Langerhans cells limit HIV invasion
Note published in The Journal of Cell Biology, Vol. 177, No. 1, 5 (March 2007), doi:10.1083/jcb.1771rr5, refers to de Witte* study in Nat. Med. doi:10.1038/nm1541. Further research shows that a suspected entry route for HIV is a dead end. Langerhans cells, rather than transmitting the virus to T cells, trap HIV-1 and thus act as a barrier to infection. The foreskin of the male penis has Langerhans cells, but they are removed, along with the foreskin, during circumcision.

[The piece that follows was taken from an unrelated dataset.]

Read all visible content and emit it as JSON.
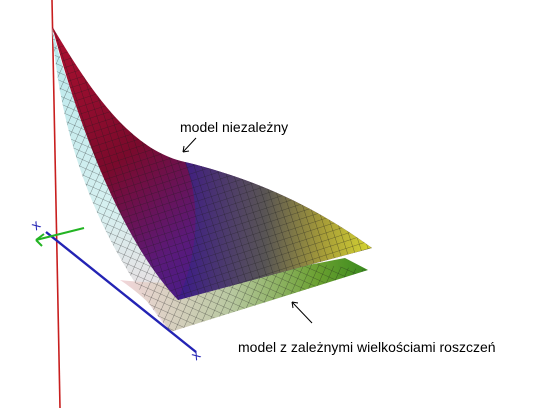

Pro-circumcision advocates have long relied on the Langerhans cells as an entry point for HIV to justify the removal of the foreskin with its rich concentration of Langerhans cells. The basis for this thinking includes studies like the one published in The Journal of Immunology, 172: 2219-2224 in 2004, titled HIV-Infected Langerhans Cells Preferentially Transmit Virus to Proliferating Autologous CD4+ Memory T Cells Located within Langerhans Cell-T Cell Clusters.
* The cite to the de Witte study is de Witte L, Nabatov A, Pion M, Fluitsma D, de Jong M, de Gruijl T, Piguet V, van Kooyk Y, Geijtenbeek T (2007). "Langerin is a natural barrier to HIV-1 transmission by Langerhans cells". Nat Med 13 (3): 36771. doi:10.1038/nm1541.